Я взбунтовался против идеи следовать обычным путем. Я хотел быть свободным, чтобы никто не имел права вмешиваться в мой внутренний мир. Я предполагал уже борьбу насмерть со своими профессорами. У того, что я планировал, не должно было быть свидетелей.
Единственный свидетель той поры, месье Нуньес, не знал больше со мной покоя. Каждый день я ошеломлял его и задавал ему неразрешимые загадки. У меня был период открытий и технике. Они были совершенно оригинальны: ведь я последовательно делал все наоборот, а не так, как говорил мой профессор.
Как-то мы рисовали старого нищего с белоснежной мелко вьющейся бородой. Месье Нуньес указал мне, что мой рисунок слишком заштрихован карандашом и что я не передал пушистости этой белоснежной бороды. Нужно взять чистый лист, сказал он, оставить как можно больше белого и лишь слегка касаться бумаги мягким карандашом. Профессор отошел, а я продолжал все больше и больше чернить и грязнить рисунок. Мне казалось, что все студийцы столпились вокруг меня. И в этот момент из чувства противоречия я вдруг понял, что близок к верному решению. Я продолжал штриховать так усердно, что мой рисунок превратился в сплошные черные пятна. Подойдя ко мне для поправки еще раз, месье Нуньес в отчаянии вскричал:
— Вы все сделали вопреки моим советам — и вот результат!
Ни на секунду ни растерявшись, я ответил, что нашел выход, и покрыл свой рисунок китайской тушью.
— Вы хотите сделать негатив, — сказал месье Нуньес.
— Я хочу сделать в точности то, что вижу.
— Если вы надеетесь использовать мел, то ошибаетесь. Мел не держится на китайской туши.
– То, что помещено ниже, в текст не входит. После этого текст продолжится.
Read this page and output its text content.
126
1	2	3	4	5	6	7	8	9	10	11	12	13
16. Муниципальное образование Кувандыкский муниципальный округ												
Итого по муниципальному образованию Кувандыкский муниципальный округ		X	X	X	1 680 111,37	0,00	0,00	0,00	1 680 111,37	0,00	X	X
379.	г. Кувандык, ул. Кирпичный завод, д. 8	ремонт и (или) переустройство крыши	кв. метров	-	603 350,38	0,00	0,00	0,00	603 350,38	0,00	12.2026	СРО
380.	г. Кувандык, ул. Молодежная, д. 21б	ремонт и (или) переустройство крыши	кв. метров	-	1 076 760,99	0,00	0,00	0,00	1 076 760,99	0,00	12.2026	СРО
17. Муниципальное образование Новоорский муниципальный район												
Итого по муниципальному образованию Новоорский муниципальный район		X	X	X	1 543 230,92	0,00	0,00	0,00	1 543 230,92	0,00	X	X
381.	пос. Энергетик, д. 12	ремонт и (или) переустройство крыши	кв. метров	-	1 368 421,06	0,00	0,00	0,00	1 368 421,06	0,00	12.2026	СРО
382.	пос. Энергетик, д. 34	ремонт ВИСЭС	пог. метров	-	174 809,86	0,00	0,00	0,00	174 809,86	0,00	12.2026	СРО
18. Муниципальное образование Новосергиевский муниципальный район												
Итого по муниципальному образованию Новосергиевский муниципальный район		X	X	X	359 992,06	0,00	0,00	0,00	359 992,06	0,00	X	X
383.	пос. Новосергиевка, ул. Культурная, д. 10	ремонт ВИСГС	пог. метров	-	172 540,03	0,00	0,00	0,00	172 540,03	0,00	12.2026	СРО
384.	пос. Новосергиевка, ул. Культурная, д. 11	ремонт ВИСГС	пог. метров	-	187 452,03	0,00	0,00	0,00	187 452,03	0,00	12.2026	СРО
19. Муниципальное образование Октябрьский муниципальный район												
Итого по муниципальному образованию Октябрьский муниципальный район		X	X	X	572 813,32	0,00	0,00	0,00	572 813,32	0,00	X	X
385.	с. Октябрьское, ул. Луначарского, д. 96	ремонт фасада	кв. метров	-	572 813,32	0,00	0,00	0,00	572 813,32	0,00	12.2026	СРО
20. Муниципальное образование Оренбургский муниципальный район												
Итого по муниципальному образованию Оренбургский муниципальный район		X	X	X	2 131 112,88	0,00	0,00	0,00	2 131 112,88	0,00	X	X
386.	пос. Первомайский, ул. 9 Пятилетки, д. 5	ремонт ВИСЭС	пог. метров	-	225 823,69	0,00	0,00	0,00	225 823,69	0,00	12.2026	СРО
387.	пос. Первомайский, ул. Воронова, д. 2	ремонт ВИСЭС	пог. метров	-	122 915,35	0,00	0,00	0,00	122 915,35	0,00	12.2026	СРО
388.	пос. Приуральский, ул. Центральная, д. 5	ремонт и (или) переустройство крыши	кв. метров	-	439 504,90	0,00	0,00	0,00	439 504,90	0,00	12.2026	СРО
Он отошел, качая головой. Оставшись один, я вынул перочинный нож и начал скоблить бумагу. Сквозь тушь появилась яркая белизна. Борода нищего внезапно возникла из черноты моего рисунка с необычайной точностью. Когда мне понадобился более темный оттенок белого, я плюнул на рисунок, растер и добился плавных серых переходов. Разлохматившаяся масса бумаги великолепно передавала шелковистый пушок бороды нищего(Позднее, наблюдая акварели Мариано фортуни, изобретателя «испанского колорита», одного из самых лучших рисовальщиков в мире, я убедился, что он использовал подобные специальные соскребы, чтобы добиться сияющей белизны; это удавалось ему лучше, чем мне, благодаря его рельефам и неровностям, в которых отражался свет, что усиливало эффект свечения). Я завершил мое творение, осветив рисунок рассеяным светом.
Увидев мою работу, месье Нуньес утратил дар речи. Он так растерялся, что не мог выразить своего восторга, и обнял меня так сильно, что я задохнулся, а потом повторял почти слово в слово реплику Мартина Виллановы: «Смотрите! До чего он велик, этот Дали!»
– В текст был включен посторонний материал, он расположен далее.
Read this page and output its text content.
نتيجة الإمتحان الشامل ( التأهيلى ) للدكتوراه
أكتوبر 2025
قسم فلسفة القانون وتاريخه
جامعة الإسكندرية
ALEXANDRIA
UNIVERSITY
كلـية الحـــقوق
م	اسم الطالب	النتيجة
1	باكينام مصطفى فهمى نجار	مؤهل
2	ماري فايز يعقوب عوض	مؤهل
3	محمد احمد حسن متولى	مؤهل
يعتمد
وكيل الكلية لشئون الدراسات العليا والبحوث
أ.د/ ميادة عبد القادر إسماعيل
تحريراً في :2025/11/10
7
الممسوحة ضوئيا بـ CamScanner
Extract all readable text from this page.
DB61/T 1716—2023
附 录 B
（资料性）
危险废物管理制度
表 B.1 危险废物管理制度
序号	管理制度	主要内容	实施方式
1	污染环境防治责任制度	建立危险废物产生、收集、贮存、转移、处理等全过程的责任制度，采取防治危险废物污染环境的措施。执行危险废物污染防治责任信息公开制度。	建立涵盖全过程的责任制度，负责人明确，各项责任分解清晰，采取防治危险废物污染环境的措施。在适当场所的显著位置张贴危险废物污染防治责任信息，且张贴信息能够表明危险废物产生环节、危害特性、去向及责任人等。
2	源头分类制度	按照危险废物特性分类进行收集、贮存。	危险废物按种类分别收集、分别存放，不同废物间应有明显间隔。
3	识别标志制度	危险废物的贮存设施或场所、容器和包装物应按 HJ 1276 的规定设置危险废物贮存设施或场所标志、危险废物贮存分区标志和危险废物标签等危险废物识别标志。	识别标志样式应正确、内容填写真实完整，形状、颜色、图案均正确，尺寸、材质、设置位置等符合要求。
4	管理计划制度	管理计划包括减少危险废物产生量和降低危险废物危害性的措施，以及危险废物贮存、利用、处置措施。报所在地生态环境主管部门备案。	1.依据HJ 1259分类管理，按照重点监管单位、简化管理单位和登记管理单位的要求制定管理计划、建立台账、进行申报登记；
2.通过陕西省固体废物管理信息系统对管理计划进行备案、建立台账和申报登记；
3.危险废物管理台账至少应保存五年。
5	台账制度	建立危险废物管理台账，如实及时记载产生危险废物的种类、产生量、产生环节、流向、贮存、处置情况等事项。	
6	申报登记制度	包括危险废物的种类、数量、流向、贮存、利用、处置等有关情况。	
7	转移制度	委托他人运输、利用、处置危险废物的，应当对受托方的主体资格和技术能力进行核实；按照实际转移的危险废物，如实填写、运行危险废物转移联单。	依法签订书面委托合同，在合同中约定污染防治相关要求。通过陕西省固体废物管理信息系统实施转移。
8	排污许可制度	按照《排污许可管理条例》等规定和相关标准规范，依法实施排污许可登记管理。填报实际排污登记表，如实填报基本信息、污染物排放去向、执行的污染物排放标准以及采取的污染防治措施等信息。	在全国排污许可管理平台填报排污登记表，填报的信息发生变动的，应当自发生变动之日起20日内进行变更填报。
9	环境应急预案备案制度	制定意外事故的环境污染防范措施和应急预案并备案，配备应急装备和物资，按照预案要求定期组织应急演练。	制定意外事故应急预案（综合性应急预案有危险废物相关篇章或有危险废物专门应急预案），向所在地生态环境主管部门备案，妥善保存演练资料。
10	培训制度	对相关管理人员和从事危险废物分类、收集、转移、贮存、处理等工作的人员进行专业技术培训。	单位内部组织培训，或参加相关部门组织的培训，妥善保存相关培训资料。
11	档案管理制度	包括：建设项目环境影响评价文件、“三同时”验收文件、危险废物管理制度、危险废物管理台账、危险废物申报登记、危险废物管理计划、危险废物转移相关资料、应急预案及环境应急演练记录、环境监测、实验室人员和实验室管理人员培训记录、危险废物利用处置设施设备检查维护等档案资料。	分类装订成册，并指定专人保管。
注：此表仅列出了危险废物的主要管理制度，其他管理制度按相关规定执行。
Эта история натолкнула меня на размышления о свойствах света и возможностях его передачи. Мои поиски длились целый год, и я пришел к выводу, что только рельеф самой краски, умело положенной на холст, передает этот эффект глазам. Это было время, которое мои родители назвали «каменным веком». Камешками я пользовался, чтобы добиться, к примеру, сияющих облаков. Я наклеивал их на полотно и затем подкрашивал нужными цветами. Самым удачным в этом роде был закат солнца в багряных облаках. Небо было выполнено камнями разной величины, некоторые были размером с яблоко. Эта картина долго висела на стене семейной столовой, и я помню, как однажды мирную вечернюю трапезу прервал внезапный шум: это отклеивались и падали на пол камни. Мама перестала есть, а отец успокоил ее:
— Это всего лишь камень, которое падает с неба нашего дитяти. — И добавил:
— Мысль сама по себе хорошая, но кто захочет купить картину, которая рассыпается да еще заваливает камнями весь дом?
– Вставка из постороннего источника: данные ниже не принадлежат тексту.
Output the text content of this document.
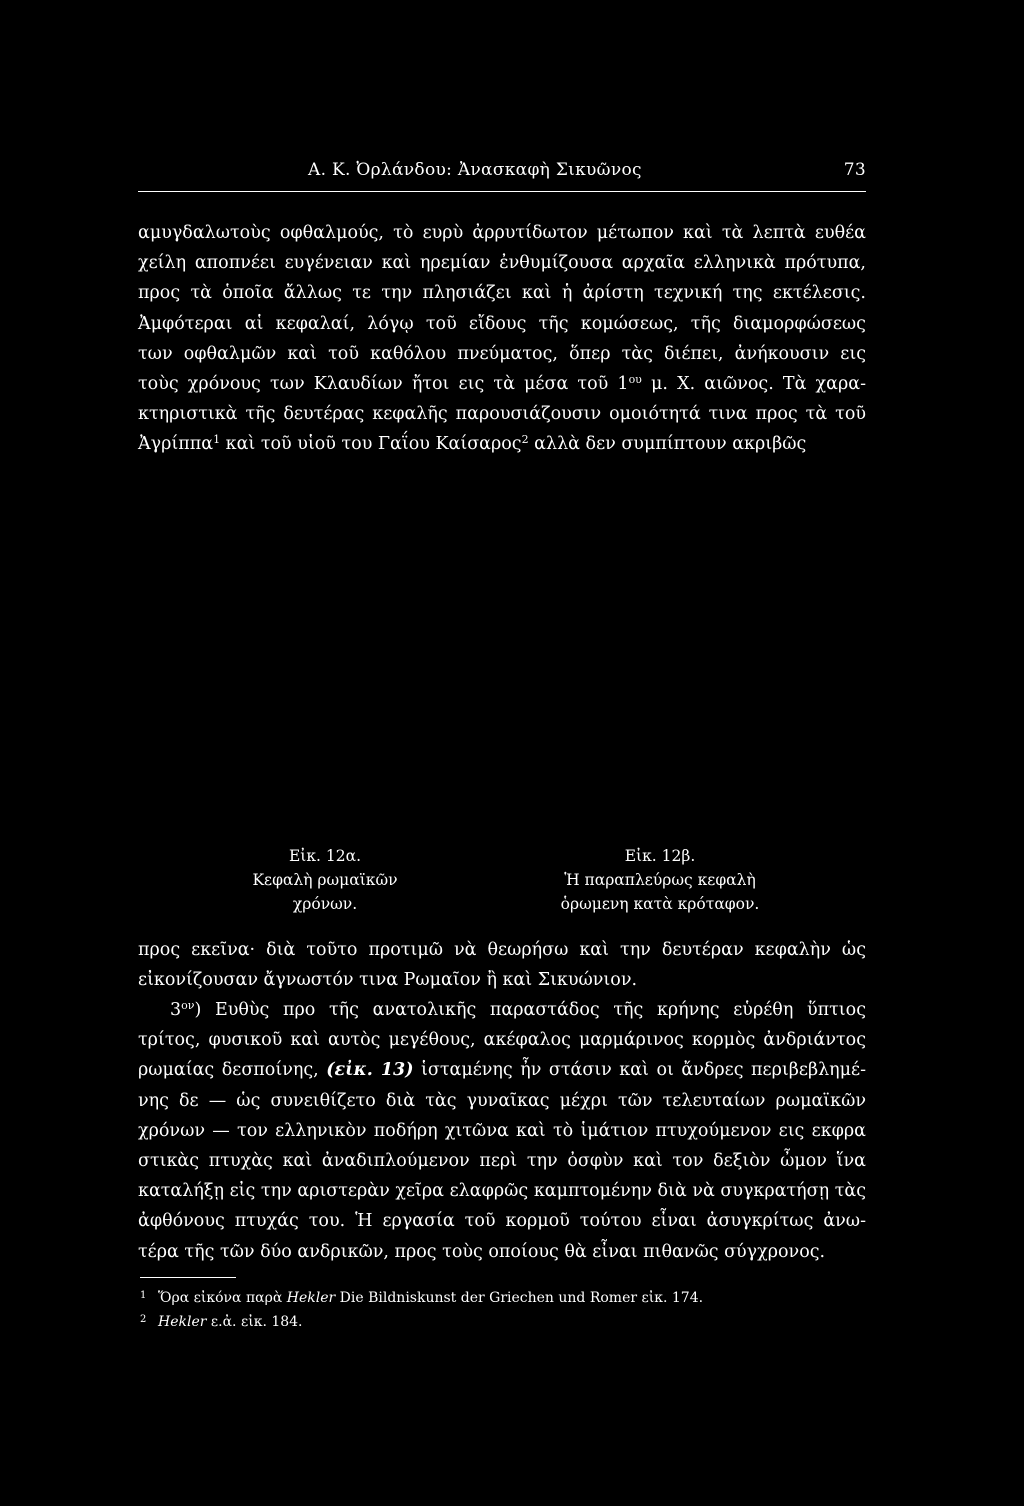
Α. Κ. Ὀρλάνδου: Ἀνασκαφὴ Σικυῶνος	73
αμυγδαλωτοὺς οφθαλμούς, τὸ ευρὺ ἀρρυτίδωτον μέτωπον καὶ τὰ λεπτὰ ευθέα
χείλη αποπνέει ευγένειαν καὶ ηρεμίαν ἐνθυμίζουσα αρχαῖα ελληνικὰ πρότυπα,
προς τὰ ὁποῖα ἄλλως τε την πλησιάζει καὶ ἡ ἀρίστη τεχνική της εκτέλεσις.
Ἀμφότεραι αἱ κεφαλαί, λόγῳ τοῦ εἴδους τῆς κομώσεως, τῆς διαμορφώσεως
των οφθαλμῶν καὶ τοῦ καθόλου πνεύματος, ὅπερ τὰς διέπει, ἀνήκουσιν εις
τοὺς χρόνους των Κλαυδίων ἤτοι εις τὰ μέσα τοῦ $1^{o\upsilon}$ μ. Χ. αιῶνος. Τὰ χαρα-
κτηριστικὰ τῆς δευτέρας κεφαλῆς παρουσιάζουσιν ομοιότητά τινα προς τὰ τοῦ
Ἀγρίππα$^1$ καὶ τοῦ υἱοῦ του Γαΐου Καίσαρος$^2$ αλλὰ δεν συμπίπτουν ακριβῶς
Εἰκ. 12α.
Κεφαλὴ ρωμαϊκῶν
χρόνων.
Εἰκ. 12β.
Ἡ παραπλεύρως κεφαλὴ
ὁρωμενη κατὰ κρόταφον.
προς εκεῖνα· διὰ τοῦτο προτιμῶ νὰ θεωρήσω καὶ την δευτέραν κεφαλὴν ὡς
εἰκονίζουσαν ἄγνωστόν τινα Ρωμαῖον ἢ καὶ Σικυώνιον.
$3^{o\nu}$) Ευθὺς προ τῆς ανατολικῆς παραστάδος τῆς κρήνης εὑρέθη ὕπτιος
τρίτος, φυσικοῦ καὶ αυτὸς μεγέθους, ακέφαλος μαρμάρινος κορμὸς ἀνδριάντος
ρωμαίας δεσποίνης, (εἰκ. 13) ἱσταμένης ἦν στάσιν καὶ οι ἄνδρες περιβεβλημέ-
νης δε — ὡς συνειθίζετο διὰ τὰς γυναῖκας μέχρι τῶν τελευταίων ρωμαϊκῶν
χρόνων — τον ελληνικὸν ποδήρη χιτῶνα καὶ τὸ ἱμάτιον πτυχούμενον εις εκφρα
στικὰς πτυχὰς καὶ ἀναδιπλούμενον περὶ την ὀσφὺν καὶ τον δεξιὸν ὦμον ἵνα
καταλήξῃ εἰς την αριστερὰν χεῖρα ελαφρῶς καμπτομένην διὰ νὰ συγκρατήσῃ τὰς
ἀφθόνους πτυχάς του. Ἡ εργασία τοῦ κορμοῦ τούτου εἶναι ἀσυγκρίτως ἀνω-
τέρα τῆς τῶν δύο ανδρικῶν, προς τοὺς οποίους θὰ εἶναι πιθανῶς σύγχρονος.
1 Ὅρα εἰκόνα παρὰ Hekler Die Bildniskunst der Griechen und Romer εἰκ. 174.
2 Hekler ε.ἀ. εἰκ. 184.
Для жителей Фигераса мои творческие поиски стали темой постоянных шуточек. Они со смехом повторяли: «Вот теперь, когда сын Дали начиняет камнями свой картины!..» В период «каменного века» меня попросили подготовить несколько работ для местной выставки. В ней участвовали около тридцати художников, которые приехали из Жероны и Барселоны. Мои произведения были замечены. Два известнейших критика, Карлос Коста и Пуиг Пожадес, объявили, что открыли новое дарование, и сулили мне блестящую карьеру.
Отрывок из книги Сальвадора Дали «Тайная жизнь Сальвадора Дали, рассказанная им самим».